Une intrigue est une succession d’événements, de faits. Ils se colorent souvent d’une situation conflictuelle. Pourquoi sommes-nous astreints au conflit ?
D’abord, en tant qu’autrice et auteur, nous cherchons l’engagement de notre lecteur/spectateur. L’émotion est certainement le biais par lequel nous pouvons l’atteindre intimement sans qu’il oppose une résistance trop farouche. Plus ce sera compliqué pour les personnages et plus le lecteur et la lectrice seront attentifs. C’est-à-dire qu’ils reconnaîtront les passions qui opèrent en arrière-plan de l’action : de l’espoir, de la peur ou simplement une compassion momentanée pour la situation actuelle du personnage.
Par ailleurs, l’élaboration d’un personnage gagne en puissance à travers le conflit. Cela lui permet de mettre en avant ses forces, ses faiblesses, ses dilemmes. Nous-mêmes n’aurions point de préoccupations si nous ne prenions pas de temps en temps conscience que nos habitudes nous retiennent virtuellement prisonniers, si nous ne remettions pas en cause des préjugés dont on se demande soudain de la légitimité. Quand on se confronte à des obstacles, ce que nous sommes vraiment, à savoir non ce que l’on croit être notre identité personnelle, qui n’est souvent que superficielle et qui ne nous apporte qu’une sécurité illusoire, peut enfin se manifester. Et de manière qui nous étonne nous-mêmes.

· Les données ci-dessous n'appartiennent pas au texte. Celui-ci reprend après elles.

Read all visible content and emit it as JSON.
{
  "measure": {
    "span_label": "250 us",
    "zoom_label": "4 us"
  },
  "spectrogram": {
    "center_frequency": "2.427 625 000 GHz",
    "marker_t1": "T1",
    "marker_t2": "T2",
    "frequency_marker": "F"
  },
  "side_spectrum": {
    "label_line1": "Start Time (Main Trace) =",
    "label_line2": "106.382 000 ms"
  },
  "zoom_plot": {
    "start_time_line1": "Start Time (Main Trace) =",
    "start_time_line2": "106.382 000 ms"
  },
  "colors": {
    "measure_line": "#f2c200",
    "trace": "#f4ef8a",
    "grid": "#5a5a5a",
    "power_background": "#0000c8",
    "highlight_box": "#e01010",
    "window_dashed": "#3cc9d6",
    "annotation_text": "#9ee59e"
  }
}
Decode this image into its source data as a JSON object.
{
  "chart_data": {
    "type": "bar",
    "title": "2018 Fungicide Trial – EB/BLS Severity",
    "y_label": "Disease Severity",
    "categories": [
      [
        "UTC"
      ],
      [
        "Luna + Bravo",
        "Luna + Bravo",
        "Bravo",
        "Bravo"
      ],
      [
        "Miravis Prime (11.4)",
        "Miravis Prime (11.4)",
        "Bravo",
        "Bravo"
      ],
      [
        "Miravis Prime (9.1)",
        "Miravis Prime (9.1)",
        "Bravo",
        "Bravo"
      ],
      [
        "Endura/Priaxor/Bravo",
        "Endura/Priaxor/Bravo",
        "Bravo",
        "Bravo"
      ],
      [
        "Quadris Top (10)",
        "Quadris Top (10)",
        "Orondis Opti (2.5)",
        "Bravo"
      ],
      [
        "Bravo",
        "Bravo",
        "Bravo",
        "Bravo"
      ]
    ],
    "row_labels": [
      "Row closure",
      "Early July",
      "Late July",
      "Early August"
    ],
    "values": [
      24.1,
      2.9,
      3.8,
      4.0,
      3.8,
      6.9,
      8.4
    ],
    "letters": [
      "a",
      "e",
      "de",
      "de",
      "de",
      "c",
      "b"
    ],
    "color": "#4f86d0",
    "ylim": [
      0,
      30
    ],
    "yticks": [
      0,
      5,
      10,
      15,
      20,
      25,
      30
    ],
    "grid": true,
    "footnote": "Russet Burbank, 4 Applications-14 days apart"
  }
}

Faisons de même avec nos personnages.
C’est un problème d’expériences que l’autrice et l’auteur doivent résoudre. Ce n’est pas tant ce qui nous atteint de l’extérieur qui est le plus passionnant ; c’est davantage ce qu’il se produit en nous quand quelque chose de l’extérieur nous frappe ; cette lutte en interne est précisément ce que nous devons décrire chez nos personnages. Prenons la scène où Norman, le jeune novice, est forcé par le sergent Wardaddy (Fury (2014) de David Ayer) de tuer un soldat allemand capturé.
Pour Wardaddy, c’est une leçon de survie sur le champ de bataille, leçon d’autant plus importante dans ce contexte car Wardaddy est devenu une espèce de mentor pour Norman. Et l’intensité qui nous touche tant, nous, lecteur/spectateur, ce n’est pas proprement l’action, mais ce que nous devinons ou ce que nous découvrons nous-mêmes, c’est ce qu’il se passe en Norman. Son dilemme éclate puissamment : doit-il obéir et perdre son innocence ou briser la cohésion du groupe ?
Ce que nous comprenons de cette lumière si intense qui recouvre Norman est qu’il est terrifié par la violence qu’il découvre en lui et qu’il ignorait parce qu’il était conduit jusqu’à présent par des valeurs totalement anéanties dans un contexte de guerre.
Il semble bien naturel que nous nous projetions dans cette situation et ce n’est pas parce qu’elle possède en elle quelque chose d’universel, ce n’est pas ce qu’on demande à l’auteur et à l’autrice, ce que nous voulons, ce sont des exemples.
Et ces exemples font de nous des témoins. Nous sommes témoins de la manière dont Andrew (Whiplash (2014) de Damien Chazelle) confronte et accepte une part sombre de lui-même qu’il ignorait auparavant pour atteindre l’excellence.